5.8.4.2. Deep Composition

Composition can be deeper, with up to two nested levels. Let’s extend the example above by adding a MeetingPoint entity describing a meeting point at an airport terminal:

composition recipe 2

The Terminal entity contains the meetingPoints attribute – a collection of the MeetingPoint instances. In order for all three entities to become a single composition and be edited together, you should do the following in addition to the steps described above:

  1. Mark the meetingPoints attribute of the Terminal class as @Composition and @OnDelete similarly to the terminals attribute of the Airport class.

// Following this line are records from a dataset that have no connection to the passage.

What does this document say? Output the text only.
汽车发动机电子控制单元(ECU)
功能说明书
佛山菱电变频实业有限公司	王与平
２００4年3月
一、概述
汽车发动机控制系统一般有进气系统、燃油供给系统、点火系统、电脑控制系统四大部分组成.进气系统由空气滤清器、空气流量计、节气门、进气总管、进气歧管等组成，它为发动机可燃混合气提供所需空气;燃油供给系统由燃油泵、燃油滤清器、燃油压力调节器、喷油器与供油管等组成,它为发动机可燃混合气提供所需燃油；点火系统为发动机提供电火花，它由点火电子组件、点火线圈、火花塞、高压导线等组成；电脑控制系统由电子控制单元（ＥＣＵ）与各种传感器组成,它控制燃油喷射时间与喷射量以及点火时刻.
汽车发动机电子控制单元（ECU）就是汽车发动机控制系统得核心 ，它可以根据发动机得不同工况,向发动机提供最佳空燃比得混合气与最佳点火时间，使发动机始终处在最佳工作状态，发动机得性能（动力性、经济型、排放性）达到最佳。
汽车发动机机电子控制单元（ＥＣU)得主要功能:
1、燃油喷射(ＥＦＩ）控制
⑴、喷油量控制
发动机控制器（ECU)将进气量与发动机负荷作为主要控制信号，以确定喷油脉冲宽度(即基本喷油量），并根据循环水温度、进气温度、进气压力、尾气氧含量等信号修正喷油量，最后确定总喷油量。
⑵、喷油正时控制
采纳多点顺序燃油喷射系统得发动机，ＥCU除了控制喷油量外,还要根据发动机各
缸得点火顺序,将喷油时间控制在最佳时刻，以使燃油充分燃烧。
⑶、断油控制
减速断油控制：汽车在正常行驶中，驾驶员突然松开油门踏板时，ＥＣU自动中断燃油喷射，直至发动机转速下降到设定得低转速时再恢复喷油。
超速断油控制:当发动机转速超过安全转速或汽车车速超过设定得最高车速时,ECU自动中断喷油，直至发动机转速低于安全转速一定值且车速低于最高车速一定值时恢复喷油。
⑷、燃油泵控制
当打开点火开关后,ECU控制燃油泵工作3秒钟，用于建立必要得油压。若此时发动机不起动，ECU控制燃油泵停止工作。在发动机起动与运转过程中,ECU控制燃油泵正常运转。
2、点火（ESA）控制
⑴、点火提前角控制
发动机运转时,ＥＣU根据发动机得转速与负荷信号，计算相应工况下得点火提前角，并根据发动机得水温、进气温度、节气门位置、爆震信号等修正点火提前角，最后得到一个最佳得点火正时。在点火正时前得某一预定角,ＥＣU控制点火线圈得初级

  2. Create a new view for the Terminal:

    <view entity="sample$Terminal" name="terminal-edit" extends="_local">
        <property name="meetingPoints" view="_local"/>
    </view>

    Use it in the Airport view instead of _local:

    <view entity="sample$Airport" name="airport-edit" extends="_local">
        <property name="terminals" view="terminal-edit"/>
    </view>
  3. Define datasources for an instance of the Airport and nested entities for the entire composition depth in the Airport edit screen XML descriptor:

    <dsContext>
        <datasource id="airportDs"
                    class="com.haulmont.sample.entity.Airport"
                    view="airport-edit">
            <collectionDatasource id="terminalsDs" property="terminals">
                <collectionDatasource id="meetingPointsDs" property="meetingPoints"/>
            </collectionDatasource>
        </datasource>
    </dsContext>

    Here, the meetingPointsDs datasource is not associated with any visual components, however it is needed for correct operation of joint editing of the composition.

  4. Define the nested data source and a corresponding table for the meetingPoints collection in the terminal edit screen XML descriptor.

As a result, the updated instances of the MeetingPoint, as well as the Terminal instances, will be saved to the database only with the Airport instance in the same transaction.